GENEB is a multi-task benchmark for DNA sequence encoders: 100 classification tasks in 13 functional categories, evaluated with a linear probe on precomputed embeddings under full-, 10-shot, and 1-shot regimes (reported metrics: MCC, accuracy, macro-F1).


Repository overview

This repository contains three coordinated parts:

  1. Evaluation harness (harness/) — reference code to compute embeddings, train the protocol-defined logistic-regression probe, and emit a submission file.
  2. Benchmark definition (benchmark/) — task list, category map, probe settings, and model registry metadata.
  3. Leaderboard artifacts (leaderboard/) — static site and JSON tables built from reviewed submissions (regenerated by CI; not edited manually).

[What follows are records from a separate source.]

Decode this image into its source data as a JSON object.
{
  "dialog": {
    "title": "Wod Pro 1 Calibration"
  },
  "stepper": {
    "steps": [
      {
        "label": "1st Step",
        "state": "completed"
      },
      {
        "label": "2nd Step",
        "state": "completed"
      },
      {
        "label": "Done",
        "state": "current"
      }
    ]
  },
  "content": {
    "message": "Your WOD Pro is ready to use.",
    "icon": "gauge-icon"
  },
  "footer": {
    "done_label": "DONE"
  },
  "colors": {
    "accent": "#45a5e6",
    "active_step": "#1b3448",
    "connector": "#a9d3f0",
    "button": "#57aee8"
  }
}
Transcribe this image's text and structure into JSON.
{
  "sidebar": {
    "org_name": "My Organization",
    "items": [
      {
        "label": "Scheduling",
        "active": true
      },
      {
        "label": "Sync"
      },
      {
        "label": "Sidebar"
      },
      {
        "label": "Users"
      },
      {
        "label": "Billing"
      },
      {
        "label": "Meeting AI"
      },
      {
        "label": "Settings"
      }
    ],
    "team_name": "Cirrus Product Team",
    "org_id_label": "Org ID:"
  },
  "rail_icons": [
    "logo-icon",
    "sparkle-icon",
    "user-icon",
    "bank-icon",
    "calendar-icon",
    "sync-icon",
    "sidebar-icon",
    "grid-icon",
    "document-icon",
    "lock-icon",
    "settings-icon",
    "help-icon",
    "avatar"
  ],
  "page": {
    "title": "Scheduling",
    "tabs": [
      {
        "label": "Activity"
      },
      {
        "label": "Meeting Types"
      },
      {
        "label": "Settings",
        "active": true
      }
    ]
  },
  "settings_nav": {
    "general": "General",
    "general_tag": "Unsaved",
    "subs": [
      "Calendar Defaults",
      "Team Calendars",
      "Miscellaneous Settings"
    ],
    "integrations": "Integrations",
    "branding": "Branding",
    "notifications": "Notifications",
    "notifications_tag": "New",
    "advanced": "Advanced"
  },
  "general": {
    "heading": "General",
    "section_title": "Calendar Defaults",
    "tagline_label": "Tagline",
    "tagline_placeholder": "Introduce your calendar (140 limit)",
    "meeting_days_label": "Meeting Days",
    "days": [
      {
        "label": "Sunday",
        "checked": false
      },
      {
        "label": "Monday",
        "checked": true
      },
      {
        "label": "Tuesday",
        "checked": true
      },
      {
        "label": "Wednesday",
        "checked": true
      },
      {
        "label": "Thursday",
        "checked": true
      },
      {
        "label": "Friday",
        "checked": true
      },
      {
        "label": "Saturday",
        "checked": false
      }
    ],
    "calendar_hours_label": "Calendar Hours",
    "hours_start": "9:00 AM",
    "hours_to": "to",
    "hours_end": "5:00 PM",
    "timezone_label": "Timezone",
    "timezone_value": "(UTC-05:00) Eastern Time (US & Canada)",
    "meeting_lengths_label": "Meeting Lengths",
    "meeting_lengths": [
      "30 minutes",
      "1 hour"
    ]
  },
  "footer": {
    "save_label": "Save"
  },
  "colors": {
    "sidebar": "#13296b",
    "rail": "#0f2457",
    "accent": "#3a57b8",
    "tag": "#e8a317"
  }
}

Baseline and contributed results are stored as submissions/<model_id>.json. To add a new model, contributors provide a small extractor module that loads their encoder and produces sequence embeddings; the repository stores this code and the resulting metrics, but not third-party model weights.


Repository layout

benchmark/
  benchmark_spec.json       # task list, categories, metrics, probe protocol, dataset pin
  model_meta.json           # display names, parameter counts, links, provenance labels
submissions/
  <model_id>.json           # per-model results (reviewed before merge)
leaderboard/
  index.html                # Hugging Face Space UI
  leaderboard.json          # macro scores by functional category (generated)
  leaderboard_tasks.json    # per-task scores (generated)
  README.md                 # Space metadata
tools/
  validate_submission.py    # schema and completeness checks (CI)
  build_leaderboard.py      # aggregate submissions into leaderboard JSON
  pack_submission.py        # convert legacy per-task JSON logs to submission format
  sync_geneb_dataset.py     # download or publish pinned task CSVs on Hugging Face
model_cards/
  <model_id>.md             # optional training-data and disclosure notes
harness/
  run_GENEB.py              # end-to-end local evaluation → submission JSON
  extractors/
    base.py                 # extractor interface
    <module>.py             # model-specific embedding module (per submission)
.github/workflows/
  validate.yml              # PR checks on submissions and spec
  build-and-sync.yml        # rebuild leaderboard and push to the Space (on merge to main)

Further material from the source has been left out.